Even as the Department of Pharmaceuticals is making efforts to make the Credit Linked Capital Subsidy Scheme (CLCSS) more industry-friendly, the feedback available from the small scale industry shows that the scheme at its present form is too difficult to avail due to several stringent norms. The main impediment in availing the loan amount is the stringent conditions of the banks that were identified as the nodal agencies for implementing the scheme.
The CLCSS scheme was introduced by the Department of Pharmaceuticals in association with the Union Ministry of Small and Medium Enterprises for the technological upgradation of the SSI units for Schedule M compliance.
In Tamil Nadu, though most of the companies are complying with the norms of Schedule M, they have to invest more in other areas for technological upgradation in compliance with the Good Manufacturing Practices. To satisfy this cause by enabling the units to avail more financial assistance, DoP has revised the scheme and expanded the list of products beneficial for financial assistance to 179 from the earlier list of 41 items.
When the DoP officials conducted their second workshop in Chennai last week to attract more takers to the scheme, it witnessed poor response from the Tamil Nadu pharma industry. The meeting also witnessed poor presence of small scale players, and even the office-bearers of certain pharma organizations have also not turned up. Whereas, in the first workshop that held in October 23 last year, for the same purpose, it was represented by more than 150 people from various companies. Last week’s meeting was attended by less than 20 people.
Though the officials in the department of pharmaceuticals were stretching a helping hand towards the industry by encouraging them to avail the scheme, the major impediment of the scheme is the stringent conditions put forward by the bank. SIIDBI is the nodal agency identified for the disbursement of the loan amount. Dr Ashok Vishandas, deputy director general in the DoP has conceded that there are no takers from Tamil Nadu after July 30, 2009.

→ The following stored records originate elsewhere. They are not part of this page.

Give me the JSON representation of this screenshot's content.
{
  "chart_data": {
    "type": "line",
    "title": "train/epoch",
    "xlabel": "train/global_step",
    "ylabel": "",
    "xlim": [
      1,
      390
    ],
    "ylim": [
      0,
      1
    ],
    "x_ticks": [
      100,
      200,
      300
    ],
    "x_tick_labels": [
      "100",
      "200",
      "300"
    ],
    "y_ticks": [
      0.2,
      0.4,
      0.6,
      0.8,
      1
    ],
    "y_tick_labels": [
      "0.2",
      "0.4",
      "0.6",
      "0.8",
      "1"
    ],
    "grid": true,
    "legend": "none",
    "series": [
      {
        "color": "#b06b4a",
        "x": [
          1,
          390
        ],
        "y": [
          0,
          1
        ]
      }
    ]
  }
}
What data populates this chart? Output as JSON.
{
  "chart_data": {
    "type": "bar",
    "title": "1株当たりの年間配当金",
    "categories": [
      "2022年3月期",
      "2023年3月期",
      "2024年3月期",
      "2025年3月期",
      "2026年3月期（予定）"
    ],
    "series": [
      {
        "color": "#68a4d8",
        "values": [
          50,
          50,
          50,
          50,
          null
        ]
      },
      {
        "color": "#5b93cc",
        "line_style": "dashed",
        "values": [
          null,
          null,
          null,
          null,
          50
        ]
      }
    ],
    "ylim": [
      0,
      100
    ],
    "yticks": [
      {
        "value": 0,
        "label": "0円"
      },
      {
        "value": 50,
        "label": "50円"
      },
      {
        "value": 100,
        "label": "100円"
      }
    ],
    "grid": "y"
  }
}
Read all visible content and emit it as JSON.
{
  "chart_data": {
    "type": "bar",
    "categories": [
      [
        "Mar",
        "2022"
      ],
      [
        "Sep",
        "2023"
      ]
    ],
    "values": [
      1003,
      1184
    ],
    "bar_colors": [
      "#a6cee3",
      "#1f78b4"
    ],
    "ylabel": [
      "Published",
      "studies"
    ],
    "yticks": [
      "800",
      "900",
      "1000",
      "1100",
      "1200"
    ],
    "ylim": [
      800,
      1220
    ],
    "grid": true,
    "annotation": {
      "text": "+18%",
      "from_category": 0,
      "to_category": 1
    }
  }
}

When Dr Vishandas was asked what modifications or changes his Department has made in the guidelines to attract more takers, he said there is no fundamental changes or commit anything, but he can help the industry with maximum possible ways. The interest of the manufacturers will be promoted and there won’t be any communication gap between the industry and the government.
According to people from the industry, who has attended the second time, the scheme stands as the sole discretion of the bank to disburse the amount. They said after 2005, all the units are struggling and running in big loss, then how can they produce an audit balance of good performance of three years.
For the existing units, the bank will sanction the loan only if the units have a good performance record of three years. For the new units, they have to submit next three years projections.
The Chennai regional manager of SIDBI, M Chitra Iyer, who was present in both the meetings, reiterated the bank’s stand that it cannot deviate from its conditions as the bank has to get the money back. For this, the Department of Pharmaceuticals has not made any revision in the guidelines.
The industry people wanted to make the norms more transparent. When contacted, B Sethuraman, president of Tami Nadu Pharmaceutical Manufacturers Association said all over India, SME players are showing a lukewarm attitude towards the scheme due to the stringent conditions of the bank. He said they cannot avail the scheme from other nationalized banks where the units have account with.